In the CDP, the population was spread out, with 16.6% under the age of 18, 5.2% from 18 to 24, 15.0% from 25 to 44, 41.2% from 45 to 64, and 22.0% who were 65 years of age or older. The median age was 52.7 years. For every 100 females, there were 99.3 males. For every 100 females age 18 and over, there were 93.2 males.

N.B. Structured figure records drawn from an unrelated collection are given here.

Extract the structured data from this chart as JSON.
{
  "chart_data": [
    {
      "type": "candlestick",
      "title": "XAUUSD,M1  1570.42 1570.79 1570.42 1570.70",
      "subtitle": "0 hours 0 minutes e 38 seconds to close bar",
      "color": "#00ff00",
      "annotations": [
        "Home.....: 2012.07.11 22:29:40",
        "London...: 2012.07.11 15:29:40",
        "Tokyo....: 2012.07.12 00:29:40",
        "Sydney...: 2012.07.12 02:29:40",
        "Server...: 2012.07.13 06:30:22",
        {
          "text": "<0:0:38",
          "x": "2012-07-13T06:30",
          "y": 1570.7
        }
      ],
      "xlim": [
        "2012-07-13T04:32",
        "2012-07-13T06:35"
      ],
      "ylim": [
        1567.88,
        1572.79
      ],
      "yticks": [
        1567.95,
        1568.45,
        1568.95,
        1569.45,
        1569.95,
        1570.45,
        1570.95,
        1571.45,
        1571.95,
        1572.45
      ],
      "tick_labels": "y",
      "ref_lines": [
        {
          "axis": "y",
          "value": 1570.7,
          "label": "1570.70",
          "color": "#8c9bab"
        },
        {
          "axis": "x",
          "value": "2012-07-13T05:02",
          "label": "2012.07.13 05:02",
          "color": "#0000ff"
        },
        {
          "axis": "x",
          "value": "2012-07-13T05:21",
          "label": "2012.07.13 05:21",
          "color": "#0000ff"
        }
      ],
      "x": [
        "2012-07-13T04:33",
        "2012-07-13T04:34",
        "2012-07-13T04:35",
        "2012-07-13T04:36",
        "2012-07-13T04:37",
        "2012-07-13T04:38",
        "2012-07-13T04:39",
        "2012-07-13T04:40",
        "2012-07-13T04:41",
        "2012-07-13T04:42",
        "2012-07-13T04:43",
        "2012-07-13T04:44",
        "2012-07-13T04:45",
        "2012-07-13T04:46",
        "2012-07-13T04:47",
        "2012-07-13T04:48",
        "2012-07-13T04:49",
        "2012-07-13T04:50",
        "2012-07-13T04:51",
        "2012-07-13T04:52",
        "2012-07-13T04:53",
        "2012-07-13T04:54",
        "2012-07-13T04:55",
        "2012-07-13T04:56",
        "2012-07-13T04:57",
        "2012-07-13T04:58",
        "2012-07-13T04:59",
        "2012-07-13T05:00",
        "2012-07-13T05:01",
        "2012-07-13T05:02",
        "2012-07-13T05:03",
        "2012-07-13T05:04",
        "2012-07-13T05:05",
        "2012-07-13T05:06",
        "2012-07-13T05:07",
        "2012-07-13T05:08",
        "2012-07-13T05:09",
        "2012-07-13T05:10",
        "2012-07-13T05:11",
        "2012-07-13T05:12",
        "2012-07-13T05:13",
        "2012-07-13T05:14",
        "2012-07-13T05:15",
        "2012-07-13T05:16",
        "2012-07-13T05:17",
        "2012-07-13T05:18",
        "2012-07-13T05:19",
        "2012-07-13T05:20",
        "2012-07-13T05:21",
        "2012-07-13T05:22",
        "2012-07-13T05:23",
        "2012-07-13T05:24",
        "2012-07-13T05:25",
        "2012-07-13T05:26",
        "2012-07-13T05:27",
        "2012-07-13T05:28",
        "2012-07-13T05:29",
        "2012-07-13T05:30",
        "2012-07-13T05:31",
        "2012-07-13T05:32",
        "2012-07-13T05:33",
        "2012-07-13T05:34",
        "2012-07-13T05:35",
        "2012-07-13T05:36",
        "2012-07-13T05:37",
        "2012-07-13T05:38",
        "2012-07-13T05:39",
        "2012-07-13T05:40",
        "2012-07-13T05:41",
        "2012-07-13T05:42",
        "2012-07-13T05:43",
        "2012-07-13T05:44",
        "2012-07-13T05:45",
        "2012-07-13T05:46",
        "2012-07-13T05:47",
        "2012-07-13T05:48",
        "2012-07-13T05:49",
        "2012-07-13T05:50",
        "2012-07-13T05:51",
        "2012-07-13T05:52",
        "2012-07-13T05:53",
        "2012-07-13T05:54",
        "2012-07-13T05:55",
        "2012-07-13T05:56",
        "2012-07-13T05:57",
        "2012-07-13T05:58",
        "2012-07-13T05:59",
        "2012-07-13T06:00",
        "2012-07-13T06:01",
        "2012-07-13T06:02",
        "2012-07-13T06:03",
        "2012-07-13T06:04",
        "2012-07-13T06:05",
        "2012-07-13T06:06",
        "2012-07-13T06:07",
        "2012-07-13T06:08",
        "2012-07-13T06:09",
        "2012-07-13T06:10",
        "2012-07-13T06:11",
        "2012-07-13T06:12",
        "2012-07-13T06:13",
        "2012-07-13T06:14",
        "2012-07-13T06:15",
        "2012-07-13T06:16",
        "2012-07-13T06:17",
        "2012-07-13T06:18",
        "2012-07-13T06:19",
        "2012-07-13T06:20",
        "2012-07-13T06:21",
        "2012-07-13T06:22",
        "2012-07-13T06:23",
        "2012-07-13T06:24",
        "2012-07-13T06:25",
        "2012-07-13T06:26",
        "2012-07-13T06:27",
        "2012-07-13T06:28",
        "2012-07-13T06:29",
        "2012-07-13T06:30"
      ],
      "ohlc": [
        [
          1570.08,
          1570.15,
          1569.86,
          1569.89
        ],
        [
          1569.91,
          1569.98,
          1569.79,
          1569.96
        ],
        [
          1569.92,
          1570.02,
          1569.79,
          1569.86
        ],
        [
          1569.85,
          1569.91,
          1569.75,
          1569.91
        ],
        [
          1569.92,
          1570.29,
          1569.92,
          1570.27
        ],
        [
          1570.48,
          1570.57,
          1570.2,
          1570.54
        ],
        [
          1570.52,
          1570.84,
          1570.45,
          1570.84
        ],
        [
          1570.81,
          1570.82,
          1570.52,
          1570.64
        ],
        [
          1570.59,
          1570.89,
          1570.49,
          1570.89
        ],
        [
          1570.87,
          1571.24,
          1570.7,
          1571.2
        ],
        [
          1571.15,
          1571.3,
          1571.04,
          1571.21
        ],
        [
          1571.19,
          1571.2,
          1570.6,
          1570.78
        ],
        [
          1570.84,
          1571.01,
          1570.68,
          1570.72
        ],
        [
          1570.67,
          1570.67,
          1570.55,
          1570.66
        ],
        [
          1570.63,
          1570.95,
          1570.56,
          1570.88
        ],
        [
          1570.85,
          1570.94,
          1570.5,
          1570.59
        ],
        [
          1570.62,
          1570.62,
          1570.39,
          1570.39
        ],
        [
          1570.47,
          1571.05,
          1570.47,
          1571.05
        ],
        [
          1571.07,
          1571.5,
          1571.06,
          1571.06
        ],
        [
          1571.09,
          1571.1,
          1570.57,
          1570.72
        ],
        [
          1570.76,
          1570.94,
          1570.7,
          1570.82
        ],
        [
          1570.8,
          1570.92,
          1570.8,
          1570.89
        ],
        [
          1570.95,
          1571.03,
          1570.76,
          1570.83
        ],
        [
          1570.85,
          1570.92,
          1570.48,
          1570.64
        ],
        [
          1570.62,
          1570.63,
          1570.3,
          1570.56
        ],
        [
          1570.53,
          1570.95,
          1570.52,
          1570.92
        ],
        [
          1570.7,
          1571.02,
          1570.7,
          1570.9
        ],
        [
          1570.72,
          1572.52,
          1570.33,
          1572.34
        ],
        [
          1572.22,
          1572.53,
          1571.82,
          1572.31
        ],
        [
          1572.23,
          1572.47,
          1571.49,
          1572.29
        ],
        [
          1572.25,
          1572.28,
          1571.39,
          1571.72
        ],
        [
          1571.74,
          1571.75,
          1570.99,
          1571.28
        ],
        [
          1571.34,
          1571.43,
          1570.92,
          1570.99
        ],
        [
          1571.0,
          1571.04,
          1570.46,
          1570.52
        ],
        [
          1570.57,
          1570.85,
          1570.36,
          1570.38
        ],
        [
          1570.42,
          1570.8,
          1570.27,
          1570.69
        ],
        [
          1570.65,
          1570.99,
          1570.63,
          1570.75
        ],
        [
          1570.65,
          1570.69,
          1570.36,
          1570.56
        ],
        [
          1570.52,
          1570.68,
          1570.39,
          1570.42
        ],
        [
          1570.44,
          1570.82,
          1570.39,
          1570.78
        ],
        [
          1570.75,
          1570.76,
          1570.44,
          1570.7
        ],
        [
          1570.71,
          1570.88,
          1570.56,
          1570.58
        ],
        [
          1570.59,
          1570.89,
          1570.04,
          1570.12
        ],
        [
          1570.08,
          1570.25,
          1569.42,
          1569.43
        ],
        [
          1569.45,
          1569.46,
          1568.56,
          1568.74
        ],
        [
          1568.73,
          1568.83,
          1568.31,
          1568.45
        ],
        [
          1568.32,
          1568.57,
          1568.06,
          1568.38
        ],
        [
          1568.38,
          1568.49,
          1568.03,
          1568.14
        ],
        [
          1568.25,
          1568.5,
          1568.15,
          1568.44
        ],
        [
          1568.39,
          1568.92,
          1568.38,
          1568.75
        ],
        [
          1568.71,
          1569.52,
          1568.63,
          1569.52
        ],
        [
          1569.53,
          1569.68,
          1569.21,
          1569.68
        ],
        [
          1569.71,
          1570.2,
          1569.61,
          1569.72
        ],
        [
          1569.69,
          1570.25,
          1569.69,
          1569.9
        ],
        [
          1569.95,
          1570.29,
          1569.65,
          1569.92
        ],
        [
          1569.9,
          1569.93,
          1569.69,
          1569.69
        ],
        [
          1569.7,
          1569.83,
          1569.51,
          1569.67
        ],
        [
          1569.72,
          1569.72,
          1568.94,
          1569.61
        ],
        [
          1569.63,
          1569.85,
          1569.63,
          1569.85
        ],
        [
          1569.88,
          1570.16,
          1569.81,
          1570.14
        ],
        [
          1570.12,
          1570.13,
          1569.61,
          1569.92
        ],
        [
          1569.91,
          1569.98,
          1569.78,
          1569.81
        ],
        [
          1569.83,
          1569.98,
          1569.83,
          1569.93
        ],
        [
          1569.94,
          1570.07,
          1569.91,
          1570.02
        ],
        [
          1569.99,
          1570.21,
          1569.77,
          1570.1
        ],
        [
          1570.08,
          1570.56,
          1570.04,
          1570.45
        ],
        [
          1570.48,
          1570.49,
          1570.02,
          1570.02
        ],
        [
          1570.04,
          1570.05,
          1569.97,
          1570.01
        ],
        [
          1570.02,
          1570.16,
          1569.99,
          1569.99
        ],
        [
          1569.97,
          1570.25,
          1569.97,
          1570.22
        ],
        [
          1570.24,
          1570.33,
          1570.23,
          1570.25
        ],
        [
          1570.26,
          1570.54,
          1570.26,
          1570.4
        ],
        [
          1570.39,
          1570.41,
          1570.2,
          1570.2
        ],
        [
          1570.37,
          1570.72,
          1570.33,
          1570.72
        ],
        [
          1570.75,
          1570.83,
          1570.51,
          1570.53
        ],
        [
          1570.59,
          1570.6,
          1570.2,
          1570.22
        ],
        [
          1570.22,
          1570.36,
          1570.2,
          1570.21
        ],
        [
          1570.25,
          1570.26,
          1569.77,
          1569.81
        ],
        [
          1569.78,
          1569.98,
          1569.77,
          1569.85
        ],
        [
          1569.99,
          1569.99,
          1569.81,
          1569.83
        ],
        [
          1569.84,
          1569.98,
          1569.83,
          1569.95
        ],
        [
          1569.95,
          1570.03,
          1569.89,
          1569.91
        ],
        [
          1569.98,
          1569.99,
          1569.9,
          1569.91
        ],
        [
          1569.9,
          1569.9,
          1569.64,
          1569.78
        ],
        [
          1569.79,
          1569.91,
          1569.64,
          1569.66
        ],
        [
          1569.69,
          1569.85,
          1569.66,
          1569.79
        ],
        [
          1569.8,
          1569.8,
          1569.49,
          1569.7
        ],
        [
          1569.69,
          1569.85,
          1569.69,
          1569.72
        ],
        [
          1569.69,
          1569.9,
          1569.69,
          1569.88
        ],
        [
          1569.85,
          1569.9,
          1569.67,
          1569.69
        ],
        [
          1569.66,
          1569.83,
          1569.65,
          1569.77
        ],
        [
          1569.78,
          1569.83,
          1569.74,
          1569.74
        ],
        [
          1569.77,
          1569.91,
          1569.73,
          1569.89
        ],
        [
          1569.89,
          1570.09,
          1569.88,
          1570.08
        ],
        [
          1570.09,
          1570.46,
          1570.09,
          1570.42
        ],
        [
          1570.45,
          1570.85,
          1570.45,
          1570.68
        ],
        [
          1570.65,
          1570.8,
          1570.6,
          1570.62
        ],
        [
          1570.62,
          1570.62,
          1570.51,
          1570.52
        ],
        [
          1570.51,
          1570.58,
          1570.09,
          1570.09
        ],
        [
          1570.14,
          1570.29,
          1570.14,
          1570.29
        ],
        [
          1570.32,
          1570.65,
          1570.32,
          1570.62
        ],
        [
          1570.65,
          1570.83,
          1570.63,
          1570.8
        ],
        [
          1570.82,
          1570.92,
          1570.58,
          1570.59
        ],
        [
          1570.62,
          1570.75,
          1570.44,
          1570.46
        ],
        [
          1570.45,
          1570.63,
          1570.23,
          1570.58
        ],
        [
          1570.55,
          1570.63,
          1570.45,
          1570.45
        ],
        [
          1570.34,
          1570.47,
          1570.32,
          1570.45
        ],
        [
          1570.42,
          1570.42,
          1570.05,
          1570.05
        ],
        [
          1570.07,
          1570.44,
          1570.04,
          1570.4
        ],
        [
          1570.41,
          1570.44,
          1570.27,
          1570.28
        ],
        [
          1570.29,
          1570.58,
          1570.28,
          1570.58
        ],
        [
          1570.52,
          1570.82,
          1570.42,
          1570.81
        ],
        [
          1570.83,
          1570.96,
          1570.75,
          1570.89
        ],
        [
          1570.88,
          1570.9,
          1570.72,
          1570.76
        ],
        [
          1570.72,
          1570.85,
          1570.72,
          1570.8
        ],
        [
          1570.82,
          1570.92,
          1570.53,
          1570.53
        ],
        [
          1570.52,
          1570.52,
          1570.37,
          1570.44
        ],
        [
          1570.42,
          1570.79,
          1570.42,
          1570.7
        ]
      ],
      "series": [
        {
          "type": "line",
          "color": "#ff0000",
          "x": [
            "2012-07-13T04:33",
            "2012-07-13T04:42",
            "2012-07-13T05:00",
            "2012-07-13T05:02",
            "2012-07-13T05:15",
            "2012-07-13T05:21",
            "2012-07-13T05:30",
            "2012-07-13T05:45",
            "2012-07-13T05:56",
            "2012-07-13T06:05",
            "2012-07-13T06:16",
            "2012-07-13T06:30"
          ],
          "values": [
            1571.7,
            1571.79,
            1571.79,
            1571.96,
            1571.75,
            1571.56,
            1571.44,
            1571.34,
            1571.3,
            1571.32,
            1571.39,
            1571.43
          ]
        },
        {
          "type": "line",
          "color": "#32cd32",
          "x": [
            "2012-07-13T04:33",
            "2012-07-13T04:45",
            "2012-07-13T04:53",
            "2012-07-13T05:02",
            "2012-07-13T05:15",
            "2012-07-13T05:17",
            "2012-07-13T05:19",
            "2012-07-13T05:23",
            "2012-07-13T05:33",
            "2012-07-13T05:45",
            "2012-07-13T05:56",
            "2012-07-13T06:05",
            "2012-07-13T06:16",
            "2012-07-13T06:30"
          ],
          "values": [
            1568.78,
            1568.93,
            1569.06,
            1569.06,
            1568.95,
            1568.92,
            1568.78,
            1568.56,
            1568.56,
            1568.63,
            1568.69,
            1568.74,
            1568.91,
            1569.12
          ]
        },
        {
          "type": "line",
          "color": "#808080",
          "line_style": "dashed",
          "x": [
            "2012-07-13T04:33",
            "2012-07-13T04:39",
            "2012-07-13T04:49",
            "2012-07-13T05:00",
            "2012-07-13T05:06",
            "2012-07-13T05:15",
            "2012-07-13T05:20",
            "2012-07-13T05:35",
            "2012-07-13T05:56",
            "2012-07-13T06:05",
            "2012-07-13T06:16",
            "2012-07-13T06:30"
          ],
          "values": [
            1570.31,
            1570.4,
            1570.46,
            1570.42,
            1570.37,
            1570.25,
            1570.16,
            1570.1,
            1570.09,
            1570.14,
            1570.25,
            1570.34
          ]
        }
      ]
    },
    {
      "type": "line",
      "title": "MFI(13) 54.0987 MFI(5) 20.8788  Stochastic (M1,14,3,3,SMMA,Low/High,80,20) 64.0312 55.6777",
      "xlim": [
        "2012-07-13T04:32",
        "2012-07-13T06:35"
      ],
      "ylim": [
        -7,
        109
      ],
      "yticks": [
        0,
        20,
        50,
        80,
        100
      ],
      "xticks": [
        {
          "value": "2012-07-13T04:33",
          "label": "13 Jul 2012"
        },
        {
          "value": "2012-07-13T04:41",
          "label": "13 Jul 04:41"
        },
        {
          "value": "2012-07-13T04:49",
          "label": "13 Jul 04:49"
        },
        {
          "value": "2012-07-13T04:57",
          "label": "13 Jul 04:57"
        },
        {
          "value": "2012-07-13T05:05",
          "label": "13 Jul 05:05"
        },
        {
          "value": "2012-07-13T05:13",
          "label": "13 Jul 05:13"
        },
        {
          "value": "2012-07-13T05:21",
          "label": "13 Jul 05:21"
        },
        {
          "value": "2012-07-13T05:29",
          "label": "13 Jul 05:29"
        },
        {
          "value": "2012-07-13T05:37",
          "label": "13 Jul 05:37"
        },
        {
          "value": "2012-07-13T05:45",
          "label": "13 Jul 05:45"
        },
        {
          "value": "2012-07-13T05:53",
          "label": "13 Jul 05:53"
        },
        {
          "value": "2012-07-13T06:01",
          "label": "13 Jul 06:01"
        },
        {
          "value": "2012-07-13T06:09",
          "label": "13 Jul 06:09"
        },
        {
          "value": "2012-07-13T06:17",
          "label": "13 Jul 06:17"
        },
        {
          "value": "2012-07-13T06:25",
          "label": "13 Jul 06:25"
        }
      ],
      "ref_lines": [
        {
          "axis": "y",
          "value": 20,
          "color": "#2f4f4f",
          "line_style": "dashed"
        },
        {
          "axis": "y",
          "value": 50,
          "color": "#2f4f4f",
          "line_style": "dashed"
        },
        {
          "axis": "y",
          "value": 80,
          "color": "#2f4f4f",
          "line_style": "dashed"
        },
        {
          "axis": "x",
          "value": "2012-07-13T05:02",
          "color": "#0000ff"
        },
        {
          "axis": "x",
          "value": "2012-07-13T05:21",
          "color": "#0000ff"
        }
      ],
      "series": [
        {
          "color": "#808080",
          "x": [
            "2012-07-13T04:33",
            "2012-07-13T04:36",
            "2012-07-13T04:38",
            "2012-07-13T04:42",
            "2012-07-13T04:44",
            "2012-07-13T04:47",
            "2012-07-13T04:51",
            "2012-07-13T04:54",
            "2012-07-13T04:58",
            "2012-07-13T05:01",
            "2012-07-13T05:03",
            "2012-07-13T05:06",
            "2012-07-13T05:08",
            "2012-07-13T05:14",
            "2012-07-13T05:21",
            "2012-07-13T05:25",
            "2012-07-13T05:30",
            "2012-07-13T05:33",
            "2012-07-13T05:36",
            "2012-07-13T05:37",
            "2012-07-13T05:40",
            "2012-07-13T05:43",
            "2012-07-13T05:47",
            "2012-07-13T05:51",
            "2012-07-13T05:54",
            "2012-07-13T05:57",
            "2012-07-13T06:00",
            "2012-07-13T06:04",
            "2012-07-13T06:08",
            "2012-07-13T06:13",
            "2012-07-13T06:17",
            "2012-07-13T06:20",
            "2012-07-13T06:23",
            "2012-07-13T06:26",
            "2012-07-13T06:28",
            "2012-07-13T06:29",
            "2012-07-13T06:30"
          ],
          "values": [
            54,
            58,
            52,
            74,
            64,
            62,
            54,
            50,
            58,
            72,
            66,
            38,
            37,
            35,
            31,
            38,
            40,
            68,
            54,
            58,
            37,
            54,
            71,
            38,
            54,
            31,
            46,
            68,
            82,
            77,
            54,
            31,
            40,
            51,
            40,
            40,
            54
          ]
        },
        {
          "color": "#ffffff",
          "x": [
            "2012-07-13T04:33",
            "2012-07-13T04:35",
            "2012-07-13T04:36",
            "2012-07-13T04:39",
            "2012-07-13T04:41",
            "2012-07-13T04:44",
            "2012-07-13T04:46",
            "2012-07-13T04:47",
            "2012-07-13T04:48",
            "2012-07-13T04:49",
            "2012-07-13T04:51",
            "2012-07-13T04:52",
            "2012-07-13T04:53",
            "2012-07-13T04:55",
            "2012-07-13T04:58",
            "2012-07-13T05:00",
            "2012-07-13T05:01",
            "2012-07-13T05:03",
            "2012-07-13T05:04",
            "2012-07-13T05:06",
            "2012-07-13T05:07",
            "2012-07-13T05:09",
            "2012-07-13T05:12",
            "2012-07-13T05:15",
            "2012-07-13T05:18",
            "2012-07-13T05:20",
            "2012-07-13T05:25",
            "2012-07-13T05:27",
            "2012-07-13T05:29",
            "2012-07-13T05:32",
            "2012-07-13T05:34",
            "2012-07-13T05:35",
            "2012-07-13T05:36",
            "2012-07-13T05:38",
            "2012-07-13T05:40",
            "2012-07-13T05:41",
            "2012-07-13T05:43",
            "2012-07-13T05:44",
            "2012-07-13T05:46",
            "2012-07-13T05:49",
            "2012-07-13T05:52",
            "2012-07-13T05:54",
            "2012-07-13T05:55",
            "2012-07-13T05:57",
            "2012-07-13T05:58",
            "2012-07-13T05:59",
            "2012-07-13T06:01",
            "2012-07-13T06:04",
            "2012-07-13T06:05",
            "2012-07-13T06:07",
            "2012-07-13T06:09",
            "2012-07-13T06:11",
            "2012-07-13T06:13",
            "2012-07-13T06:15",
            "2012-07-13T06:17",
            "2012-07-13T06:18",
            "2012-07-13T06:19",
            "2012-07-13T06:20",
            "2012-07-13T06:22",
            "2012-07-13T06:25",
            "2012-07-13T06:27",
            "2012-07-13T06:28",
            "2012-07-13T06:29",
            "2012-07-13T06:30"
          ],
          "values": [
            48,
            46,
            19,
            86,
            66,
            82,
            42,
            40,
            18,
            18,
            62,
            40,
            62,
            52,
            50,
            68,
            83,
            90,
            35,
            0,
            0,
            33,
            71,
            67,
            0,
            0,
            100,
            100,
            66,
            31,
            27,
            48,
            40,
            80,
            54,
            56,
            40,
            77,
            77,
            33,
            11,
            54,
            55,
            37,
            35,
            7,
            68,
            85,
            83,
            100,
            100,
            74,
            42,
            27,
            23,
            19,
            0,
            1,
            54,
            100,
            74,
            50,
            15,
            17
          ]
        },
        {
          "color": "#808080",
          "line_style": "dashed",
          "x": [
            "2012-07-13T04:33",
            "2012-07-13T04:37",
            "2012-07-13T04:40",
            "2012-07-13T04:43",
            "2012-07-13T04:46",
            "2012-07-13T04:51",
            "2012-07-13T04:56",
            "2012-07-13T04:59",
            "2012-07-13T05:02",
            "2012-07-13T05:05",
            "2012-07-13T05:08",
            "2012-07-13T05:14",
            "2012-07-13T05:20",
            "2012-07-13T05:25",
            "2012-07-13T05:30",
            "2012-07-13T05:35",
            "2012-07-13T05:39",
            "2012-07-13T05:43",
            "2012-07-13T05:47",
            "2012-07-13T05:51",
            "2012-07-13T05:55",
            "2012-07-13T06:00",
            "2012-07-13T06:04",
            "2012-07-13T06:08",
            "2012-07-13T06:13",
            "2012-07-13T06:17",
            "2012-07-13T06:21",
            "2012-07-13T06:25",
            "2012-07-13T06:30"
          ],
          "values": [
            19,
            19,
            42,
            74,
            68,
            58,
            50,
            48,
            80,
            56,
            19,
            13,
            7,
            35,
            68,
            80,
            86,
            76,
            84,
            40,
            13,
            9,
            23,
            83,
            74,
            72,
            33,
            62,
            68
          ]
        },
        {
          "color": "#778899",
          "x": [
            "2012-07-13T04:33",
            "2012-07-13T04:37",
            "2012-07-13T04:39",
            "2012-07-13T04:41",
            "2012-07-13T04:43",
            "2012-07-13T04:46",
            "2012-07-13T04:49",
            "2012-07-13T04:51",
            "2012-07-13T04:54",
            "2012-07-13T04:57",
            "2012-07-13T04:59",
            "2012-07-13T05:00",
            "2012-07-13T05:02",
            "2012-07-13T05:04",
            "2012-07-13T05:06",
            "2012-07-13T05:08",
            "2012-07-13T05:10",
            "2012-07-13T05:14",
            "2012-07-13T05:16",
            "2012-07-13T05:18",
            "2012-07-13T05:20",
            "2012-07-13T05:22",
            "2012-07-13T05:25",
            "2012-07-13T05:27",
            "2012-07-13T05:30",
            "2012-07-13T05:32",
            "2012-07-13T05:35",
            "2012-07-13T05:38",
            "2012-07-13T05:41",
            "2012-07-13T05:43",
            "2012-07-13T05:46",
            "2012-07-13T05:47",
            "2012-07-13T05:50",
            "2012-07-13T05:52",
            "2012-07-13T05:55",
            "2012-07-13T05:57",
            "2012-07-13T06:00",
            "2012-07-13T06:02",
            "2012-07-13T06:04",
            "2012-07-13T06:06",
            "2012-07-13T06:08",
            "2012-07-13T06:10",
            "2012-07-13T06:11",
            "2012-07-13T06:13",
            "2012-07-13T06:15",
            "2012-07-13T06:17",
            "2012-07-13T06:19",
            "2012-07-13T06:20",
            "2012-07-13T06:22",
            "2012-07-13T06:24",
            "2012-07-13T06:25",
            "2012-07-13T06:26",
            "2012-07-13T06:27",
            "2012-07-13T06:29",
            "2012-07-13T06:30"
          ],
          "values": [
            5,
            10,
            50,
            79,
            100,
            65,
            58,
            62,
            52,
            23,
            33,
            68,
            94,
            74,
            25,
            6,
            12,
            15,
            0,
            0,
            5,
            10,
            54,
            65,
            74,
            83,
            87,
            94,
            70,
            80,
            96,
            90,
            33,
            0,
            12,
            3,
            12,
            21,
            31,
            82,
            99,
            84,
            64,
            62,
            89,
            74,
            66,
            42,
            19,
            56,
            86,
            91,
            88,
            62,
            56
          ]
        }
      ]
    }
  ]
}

The median income for a household in the CDP was $84,135, and the median income for a family was $85,066. Males had a median income of $69,141 versus $46,029 for females. The per capita income for the CDP was $40,625. None of the families and 0% of the population were living below the poverty line, including no under eighteens and none of those over 64.

===2000 census===
As of the census of 2000, there were 1,331 people, 511 households, and 436 families residing in the CDP. The population density was 169.3 PD/sqmi. There were 526 housing units at an average density of 66.9 /sqmi. The racial makeup of the CDP was 95.79% White, 3.08% Black or African American, 0.38% Native American, 0.30% Asian, 0.08% Pacific Islander, and 0.38% from two or more races. 0.53% of the population were Hispanic or Latino of any race.

There were 511 households, out of which 30.7% had children under the age of 18 living with them, 0.0% were married couples living together, 6.5% had a female householder with no husband present, and 14.5% were non-families. 13.1% of all households were made up of individuals, and 5.3% had someone living alone who was 65 years of age or older. The average household size was 2.60 and the average family size was 2.84.

In the CDP, the population was spread out, with 22.2% under the age of 18, 4.7% from 18 to 24, 21.0% from 25 to 44, 37.6% from 45 to 64, and 14.6% who were 65 years of age or older. The median age was 46 years. For every 100 females, there were 101.4 males. For every 100 females age 18 and over, there were 94.4 males.

The median income for a household in the CDP was $73,162, and the median income for a family was $83,320. Males had a median income of $60,625 versus $37,875 for females. The per capita income for the CDP was $32,774. None of the families and 1.1% of the population were living below the poverty line, including no under eighteens and none of those over 64.

==Education==
It is in the Elmore County Public School System.